La Colline des Croix, lieu sacré en reconstruction

Située dans le nord-est de la Lituanie, près de la ville de Šiauliai, la Colline des Croix est l’un des sites religieux et nationaux les plus représentatifs du pays. La colline est entièrement couverte de croix de bois et de fer de toutes les tailles. On pense que les premières croix furent installées au sommet de la colline pour honorer ceux qui se révoltèrent contre le régime tsariste dans les années 1830, et que l’on en ajouta d’autres après la révolte des années 1860. Dans les années 1950, les Lituaniens érigèrent des croix en mémoire des déportés, morts en Sibérie sous le régime soviétique.
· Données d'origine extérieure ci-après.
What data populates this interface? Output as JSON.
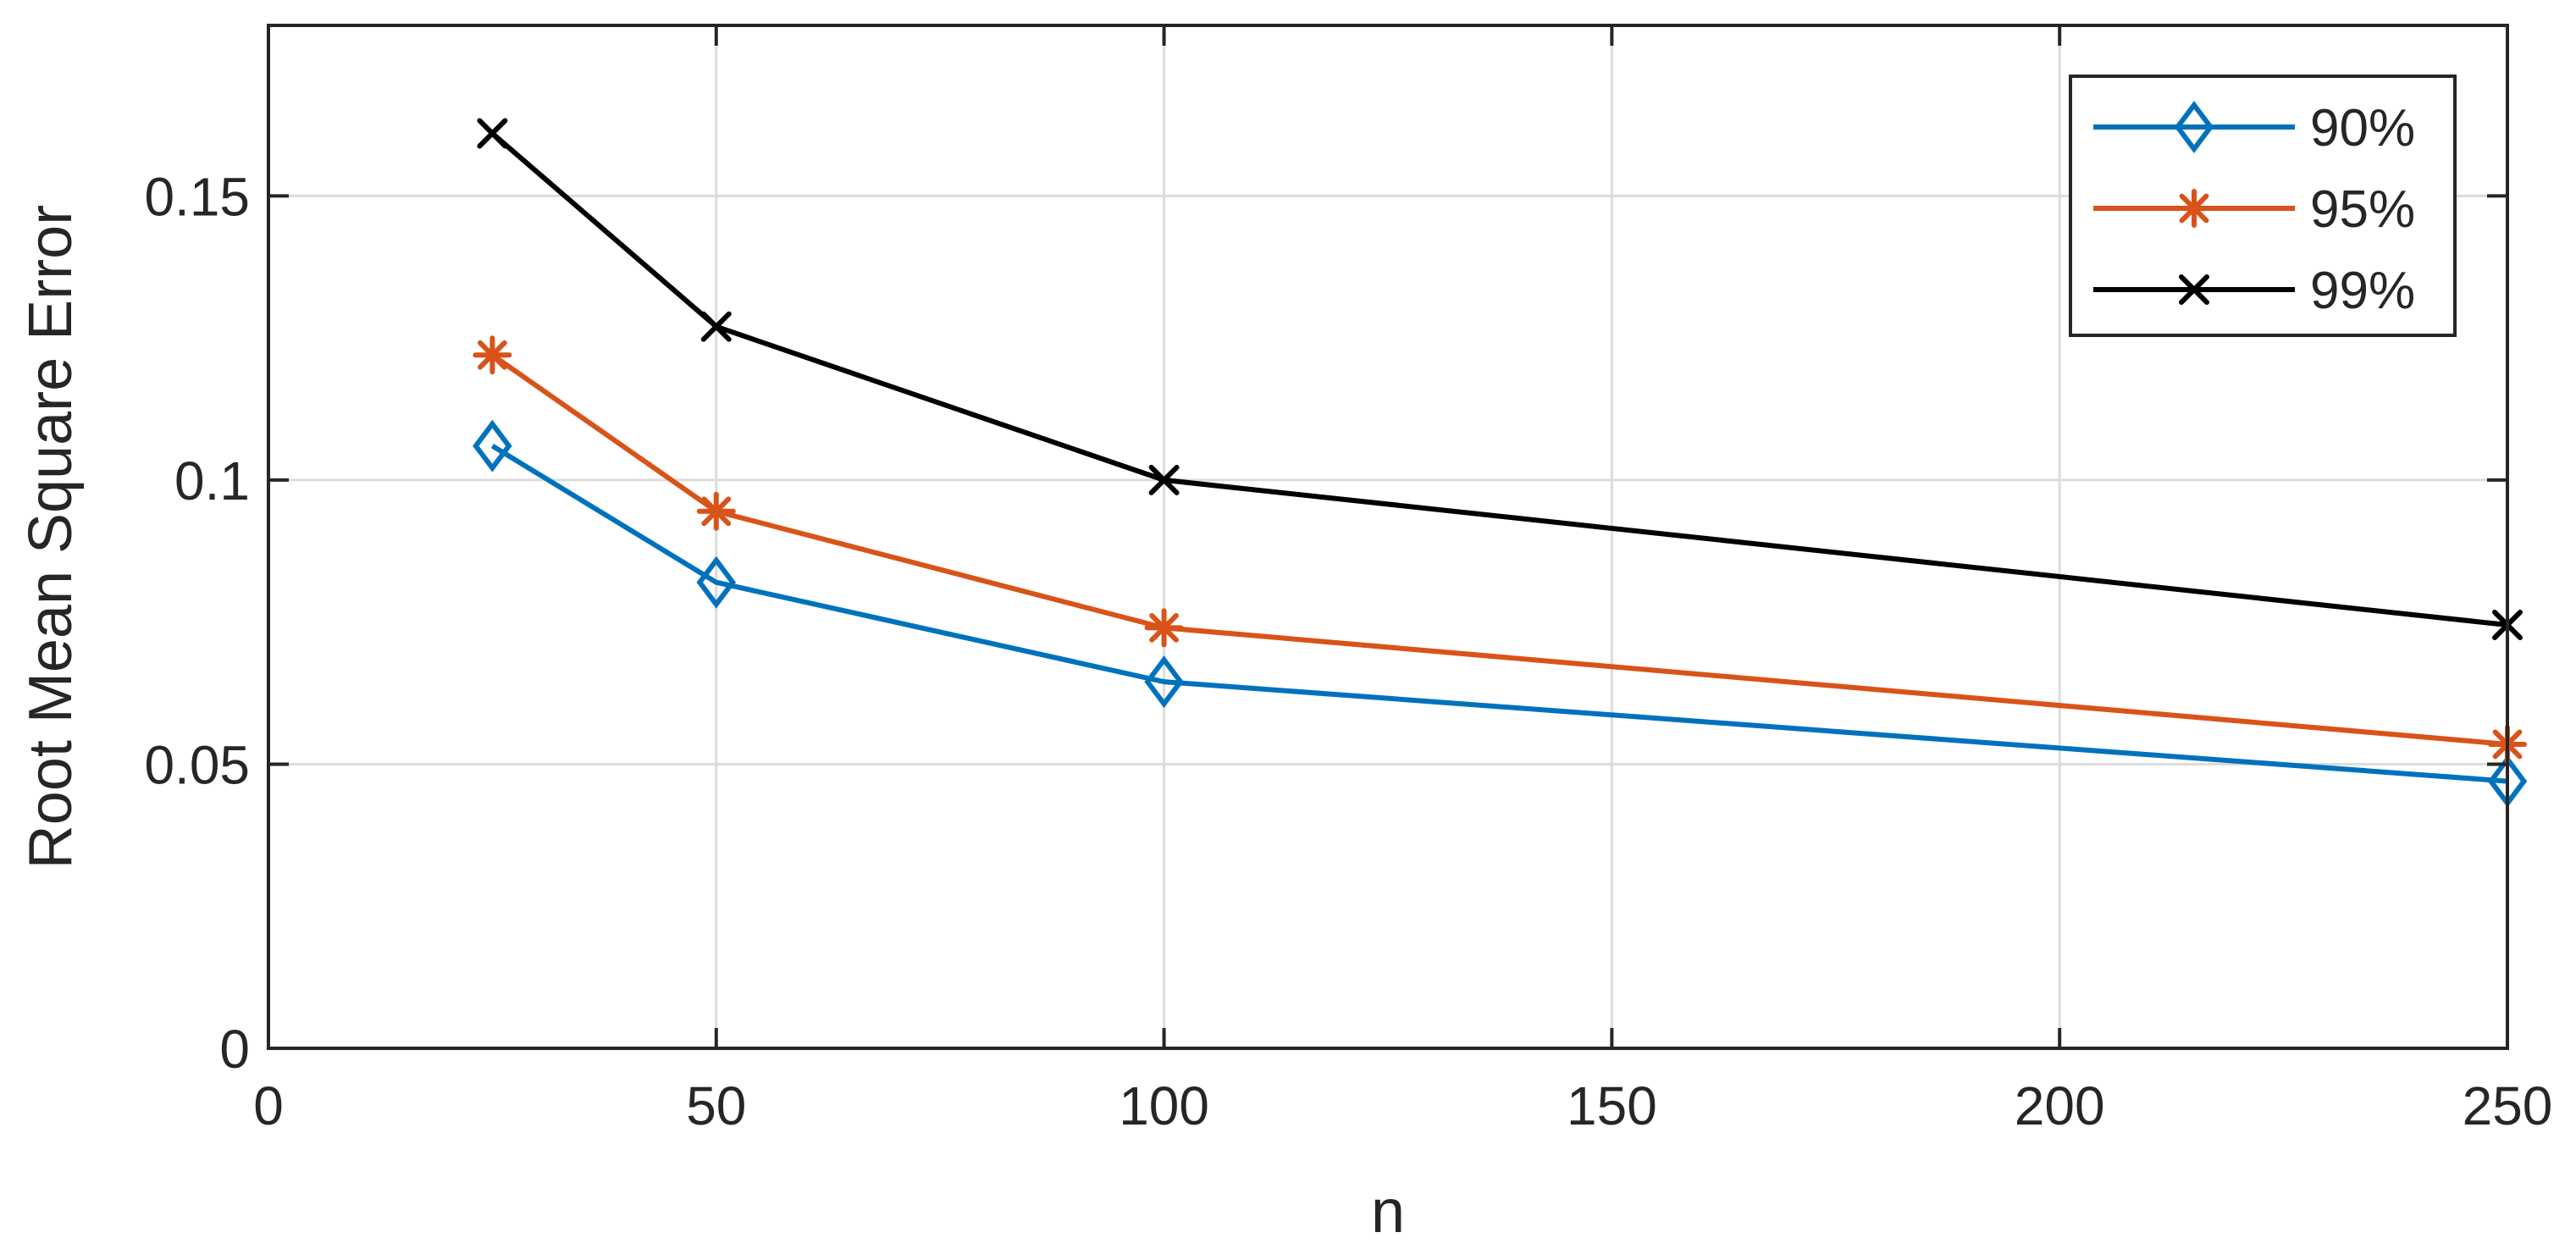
{
  "chart_data": {
    "type": "line",
    "title": "",
    "xlabel": "n",
    "ylabel": "Root Mean Square Error",
    "xlim": [
      0,
      250
    ],
    "ylim": [
      0,
      0.18
    ],
    "grid": true,
    "legend_position": "top-right",
    "x": [
      25,
      50,
      100,
      250
    ],
    "xticks": [
      0,
      50,
      100,
      150,
      200,
      250
    ],
    "xtick_labels": [
      "0",
      "50",
      "100",
      "150",
      "200",
      "250"
    ],
    "yticks": [
      0,
      0.05,
      0.1,
      0.15
    ],
    "ytick_labels": [
      "0",
      "0.05",
      "0.1",
      "0.15"
    ],
    "series": [
      {
        "name": "90%",
        "marker": "diamond",
        "color": "#0072BD",
        "values": [
          0.106,
          0.082,
          0.0645,
          0.047
        ]
      },
      {
        "name": "95%",
        "marker": "asterisk",
        "color": "#D95319",
        "values": [
          0.122,
          0.0945,
          0.074,
          0.0535
        ]
      },
      {
        "name": "99%",
        "marker": "cross",
        "color": "#000000",
        "values": [
          0.161,
          0.127,
          0.1,
          0.0745
        ]
      }
    ]
  }
}
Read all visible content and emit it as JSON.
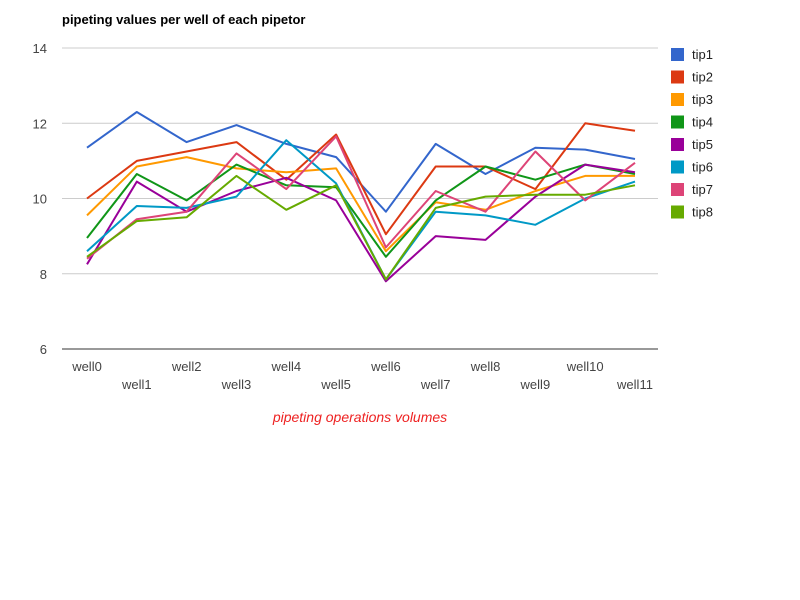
{
  "chart_data": {
    "type": "line",
    "title": "pipeting values per well of each pipetor",
    "xlabel": "pipeting operations volumes",
    "ylabel": "",
    "ylim": [
      6,
      14
    ],
    "yticks": [
      6,
      8,
      10,
      12,
      14
    ],
    "grid": true,
    "legend_position": "right",
    "categories": [
      "well0",
      "well1",
      "well2",
      "well3",
      "well4",
      "well5",
      "well6",
      "well7",
      "well8",
      "well9",
      "well10",
      "well11"
    ],
    "series": [
      {
        "name": "tip1",
        "color": "#3366cc",
        "values": [
          11.35,
          12.3,
          11.5,
          11.95,
          11.45,
          11.1,
          9.65,
          11.45,
          10.65,
          11.35,
          11.3,
          11.05
        ]
      },
      {
        "name": "tip2",
        "color": "#dc3912",
        "values": [
          10.0,
          11.0,
          11.25,
          11.5,
          10.5,
          11.7,
          9.05,
          10.85,
          10.85,
          10.25,
          12.0,
          11.8
        ]
      },
      {
        "name": "tip3",
        "color": "#ff9900",
        "values": [
          9.55,
          10.85,
          11.1,
          10.8,
          10.7,
          10.8,
          8.6,
          9.9,
          9.7,
          10.2,
          10.6,
          10.6
        ]
      },
      {
        "name": "tip4",
        "color": "#109618",
        "values": [
          8.95,
          10.65,
          9.95,
          10.9,
          10.35,
          10.3,
          8.45,
          9.95,
          10.85,
          10.5,
          10.9,
          10.65
        ]
      },
      {
        "name": "tip5",
        "color": "#990099",
        "values": [
          8.25,
          10.45,
          9.65,
          10.2,
          10.55,
          9.95,
          7.8,
          9.0,
          8.9,
          10.05,
          10.9,
          10.7
        ]
      },
      {
        "name": "tip6",
        "color": "#0099c6",
        "values": [
          8.6,
          9.8,
          9.75,
          10.05,
          11.55,
          10.4,
          7.85,
          9.65,
          9.55,
          9.3,
          10.0,
          10.45
        ]
      },
      {
        "name": "tip7",
        "color": "#dd4477",
        "values": [
          8.4,
          9.45,
          9.65,
          11.2,
          10.25,
          11.65,
          8.7,
          10.2,
          9.65,
          11.25,
          9.95,
          10.95
        ]
      },
      {
        "name": "tip8",
        "color": "#66aa00",
        "values": [
          8.45,
          9.4,
          9.5,
          10.6,
          9.7,
          10.35,
          7.85,
          9.75,
          10.05,
          10.1,
          10.1,
          10.35
        ]
      }
    ]
  }
}
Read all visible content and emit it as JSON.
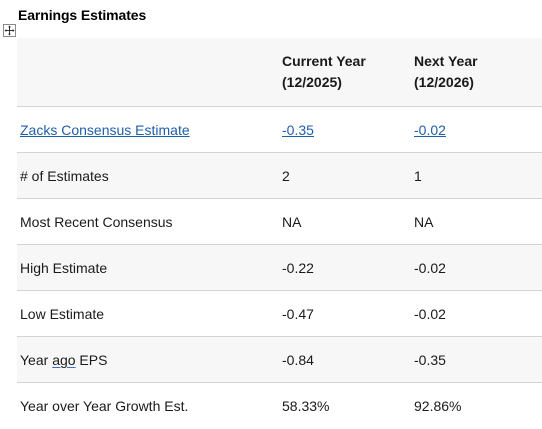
{
  "heading": "Earnings Estimates",
  "columns": {
    "current_year_line1": "Current Year",
    "current_year_line2": "(12/2025)",
    "next_year_line1": "Next Year",
    "next_year_line2": "(12/2026)"
  },
  "rows": [
    {
      "label": "Zacks Consensus Estimate",
      "current": "-0.35",
      "next": "-0.02"
    },
    {
      "label": "# of Estimates",
      "current": "2",
      "next": "1"
    },
    {
      "label": "Most Recent Consensus",
      "current": "NA",
      "next": "NA"
    },
    {
      "label": "High Estimate",
      "current": "-0.22",
      "next": "-0.02"
    },
    {
      "label": "Low Estimate",
      "current": "-0.47",
      "next": "-0.02"
    },
    {
      "label_part1": "Year ",
      "label_part2": "ago",
      "label_part3": " EPS",
      "current": "-0.84",
      "next": "-0.35"
    },
    {
      "label": "Year over Year Growth Est.",
      "current": "58.33%",
      "next": "92.86%"
    }
  ],
  "colors": {
    "link": "#1f5fa8",
    "row_shade": "#f7f7f7",
    "divider": "#d3d3d3"
  },
  "icons": {
    "table_handle": "move-cross-icon"
  }
}
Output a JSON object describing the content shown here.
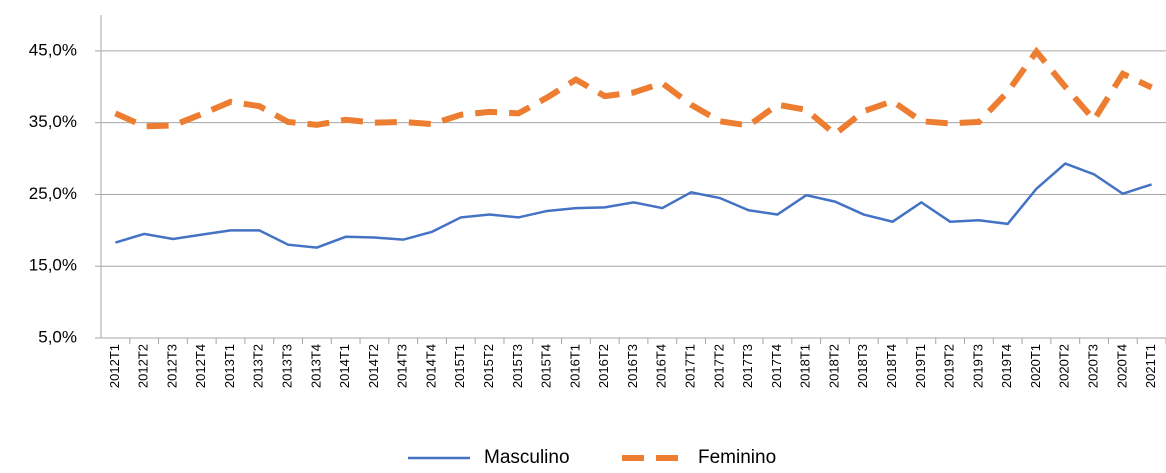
{
  "chart_data": {
    "type": "line",
    "categories": [
      "2012T1",
      "2012T2",
      "2012T3",
      "2012T4",
      "2013T1",
      "2013T2",
      "2013T3",
      "2013T4",
      "2014T1",
      "2014T2",
      "2014T3",
      "2014T4",
      "2015T1",
      "2015T2",
      "2015T3",
      "2015T4",
      "2016T1",
      "2016T2",
      "2016T3",
      "2016T4",
      "2017T1",
      "2017T2",
      "2017T3",
      "2017T4",
      "2018T1",
      "2018T2",
      "2018T3",
      "2018T4",
      "2019T1",
      "2019T2",
      "2019T3",
      "2019T4",
      "2020T1",
      "2020T2",
      "2020T3",
      "2020T4",
      "2021T1"
    ],
    "series": [
      {
        "name": "Masculino",
        "color": "#4472c4",
        "dashed": false,
        "values": [
          18.3,
          19.5,
          18.8,
          19.4,
          20.0,
          20.0,
          18.0,
          17.6,
          19.1,
          19.0,
          18.7,
          19.8,
          21.8,
          22.2,
          21.8,
          22.7,
          23.1,
          23.2,
          23.9,
          23.1,
          25.3,
          24.5,
          22.8,
          22.2,
          24.9,
          24.0,
          22.2,
          21.2,
          23.9,
          21.2,
          21.4,
          20.9,
          25.8,
          29.3,
          27.8,
          25.1,
          26.4
        ]
      },
      {
        "name": "Feminino",
        "color": "#ed7d31",
        "dashed": true,
        "values": [
          36.3,
          34.5,
          34.6,
          36.2,
          37.9,
          37.3,
          35.1,
          34.7,
          35.4,
          35.0,
          35.1,
          34.8,
          36.1,
          36.5,
          36.3,
          38.5,
          41.0,
          38.7,
          39.2,
          40.5,
          37.5,
          35.2,
          34.6,
          37.5,
          36.8,
          33.4,
          36.6,
          38.0,
          35.2,
          34.9,
          35.1,
          39.3,
          44.9,
          40.0,
          35.4,
          41.8,
          39.9
        ]
      }
    ],
    "ylim": [
      5,
      50
    ],
    "yticks": [
      {
        "value": 5,
        "label": "5,0%"
      },
      {
        "value": 15,
        "label": "15,0%"
      },
      {
        "value": 25,
        "label": "25,0%"
      },
      {
        "value": 35,
        "label": "35,0%"
      },
      {
        "value": 45,
        "label": "45,0%"
      }
    ],
    "grid": true,
    "legend": "bottom"
  }
}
En 1961, le pouvoir soviétique ordonna d’écraser les croix à coups de bulldozer et près de 5 000 furent brûlées, mais les habitants continuèrent à dresser de nouvelles croix. Depuis l’indépendance, des Lituaniens du monde entier en ont ajouté des milliers, au point que, selon l’Eglise de Lituanie, on comptait près de 200 000 croix. Malheureusement, un incendie a gravement endommagée le site le 28 décembre 2006. Quatre brigades de pompiers avaient dû intervenir pour éteindre les flammes qui ont ravagé 50 m² de la colline. Selon Mgr Eugenijus Bartulis, évêque de Šiauliai, « les croix qui avaient le plus de valeur ont été heureusement épargnées. Le dommage est davantage moral que matériel. » Depuis l’incendie, les habitants des environs ont déjà commencé à placer de nouvelles croix dans la zone ravagée par l’incendie et l’endroit ne restera ni vide, ni désolé pour longtemps.